I took more Axis measurements and here's what I've concluded. There is no mechanical magic to this "floating" trigger design. (The non-tang "tang" is, really, an independent design feature and it's intended to float.) The channel in the plastic OEM stock is 0.020" or more wider than the pad so there is no side to side or fore/aft support there, plus there's enough play in the pivot pin to be loose as a goose in these directions too!

When the action screws are torqued down, the pad is under full compression between the stock and the receiver. It only serves as a simple spacer.

I now think that Savage needed a simple method to attach the trigger assembly to the receiver and they chose a simple pin. Then they could have molded the stock to fit the round receiver bottom but they chose to attach a flat bottom spacer (the "pad") to the trigger assembly instead and simply extend the trigger attachment mechanism forward to include the necessary spacer. The assembly is very simple and modular. The parts all stay together when removing the trigger assembly and, to that end, I think they added the spring above the pad only to place the pivot pin under enough tension that it doesn't fall out when the action is removed from the stock.

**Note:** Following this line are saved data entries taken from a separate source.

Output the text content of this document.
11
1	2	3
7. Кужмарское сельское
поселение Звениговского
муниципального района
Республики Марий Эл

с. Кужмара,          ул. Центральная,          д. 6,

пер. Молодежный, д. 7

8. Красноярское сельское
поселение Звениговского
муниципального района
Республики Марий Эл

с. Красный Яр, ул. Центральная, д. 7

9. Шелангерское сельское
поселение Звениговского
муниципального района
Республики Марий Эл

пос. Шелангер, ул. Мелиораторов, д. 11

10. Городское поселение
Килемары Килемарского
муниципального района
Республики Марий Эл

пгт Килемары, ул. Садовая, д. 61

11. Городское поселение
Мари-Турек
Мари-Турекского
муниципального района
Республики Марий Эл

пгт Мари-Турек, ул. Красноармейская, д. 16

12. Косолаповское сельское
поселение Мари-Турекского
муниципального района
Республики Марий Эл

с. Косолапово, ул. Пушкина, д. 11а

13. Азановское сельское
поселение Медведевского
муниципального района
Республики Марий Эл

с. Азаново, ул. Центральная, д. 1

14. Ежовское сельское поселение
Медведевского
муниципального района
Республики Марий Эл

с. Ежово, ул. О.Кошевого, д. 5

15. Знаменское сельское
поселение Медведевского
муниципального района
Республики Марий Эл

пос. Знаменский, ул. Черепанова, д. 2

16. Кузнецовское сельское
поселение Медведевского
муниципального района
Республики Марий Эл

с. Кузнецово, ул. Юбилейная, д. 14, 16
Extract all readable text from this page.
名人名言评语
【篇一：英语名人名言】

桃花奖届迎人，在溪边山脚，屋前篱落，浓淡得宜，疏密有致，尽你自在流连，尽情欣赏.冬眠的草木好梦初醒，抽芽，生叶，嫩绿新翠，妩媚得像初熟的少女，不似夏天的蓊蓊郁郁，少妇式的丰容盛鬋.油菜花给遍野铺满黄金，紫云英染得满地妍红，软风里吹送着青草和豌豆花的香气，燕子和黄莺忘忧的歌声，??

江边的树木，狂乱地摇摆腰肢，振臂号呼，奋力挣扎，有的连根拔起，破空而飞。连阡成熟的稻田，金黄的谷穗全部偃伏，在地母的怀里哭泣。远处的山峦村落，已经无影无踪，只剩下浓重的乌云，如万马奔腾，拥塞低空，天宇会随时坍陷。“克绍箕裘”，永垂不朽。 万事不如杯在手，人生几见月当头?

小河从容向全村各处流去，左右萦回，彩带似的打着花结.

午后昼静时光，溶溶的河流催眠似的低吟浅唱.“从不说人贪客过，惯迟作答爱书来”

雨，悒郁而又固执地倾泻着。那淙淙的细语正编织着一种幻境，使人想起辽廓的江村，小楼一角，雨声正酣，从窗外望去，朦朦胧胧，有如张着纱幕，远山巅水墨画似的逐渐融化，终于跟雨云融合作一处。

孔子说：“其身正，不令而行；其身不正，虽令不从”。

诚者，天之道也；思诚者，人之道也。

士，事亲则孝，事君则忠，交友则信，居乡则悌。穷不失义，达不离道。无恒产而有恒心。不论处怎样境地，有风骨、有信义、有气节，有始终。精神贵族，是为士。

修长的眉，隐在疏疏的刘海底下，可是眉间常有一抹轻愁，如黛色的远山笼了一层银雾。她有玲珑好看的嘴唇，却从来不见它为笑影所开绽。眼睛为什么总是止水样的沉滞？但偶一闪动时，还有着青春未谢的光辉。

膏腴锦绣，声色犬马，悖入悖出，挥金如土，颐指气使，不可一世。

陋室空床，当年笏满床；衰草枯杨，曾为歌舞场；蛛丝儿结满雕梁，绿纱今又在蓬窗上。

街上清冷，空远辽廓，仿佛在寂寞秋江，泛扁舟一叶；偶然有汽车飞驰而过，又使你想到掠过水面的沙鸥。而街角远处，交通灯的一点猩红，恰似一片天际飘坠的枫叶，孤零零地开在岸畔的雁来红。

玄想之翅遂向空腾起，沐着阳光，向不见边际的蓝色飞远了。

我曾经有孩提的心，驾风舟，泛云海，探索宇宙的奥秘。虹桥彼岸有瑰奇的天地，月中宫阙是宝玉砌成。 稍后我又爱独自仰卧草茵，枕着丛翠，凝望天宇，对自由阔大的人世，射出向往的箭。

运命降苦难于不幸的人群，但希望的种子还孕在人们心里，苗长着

I know you have better things to contemplate and I think I'm done contemplating it too now. There's no magic in it and I don't think there's much cost savings in it either, but I haven't "counted the beans" either!

It's time to bed!

I already bedded the top of the spacer to the receiver (release compound on receiver bottom). They now make contact along the entire round surface of the receiver. I didn't expect an accuracy improvement from just this step and accuracy was unaffected (good 30-06 accuracy in the Boyds laminate stock but looking for better).

My inclination is now to install front and rear pillars and bed full length, following your book and online instructions (including the temporary bonding of the recoil lug to the action). I could go with the simpler, and perhaps safer, method you advised above but, with the laminate and pillars, I think the situation will be pretty conventional, except for the recoil lug and protecting around the trigger assembly housing of course.

Once I finish my Axis 30-06 with its Prairie Hunter stock and check the result, I'll bed my "Maxis" with the Shaw 358 Norma barrel. That project has been on the backburner for too long now but I need to open up the barrel channel on the Boyds Pro Varmint stock that I bought for it. I purchased the straighter line and beefier Boyds Pro Varmint stock with the hope that it will be more suitable than the other Boyds stocks for the 358 Norma.

If your bedding kits are available from your U.S. vendor, I'll use your kit. Last I read here somewhere you aren't shipping to the U.S., ATM and then I'll have to try to find a suitable quality plasticine here. After your tutelage, I'm done using cheap modelling clay.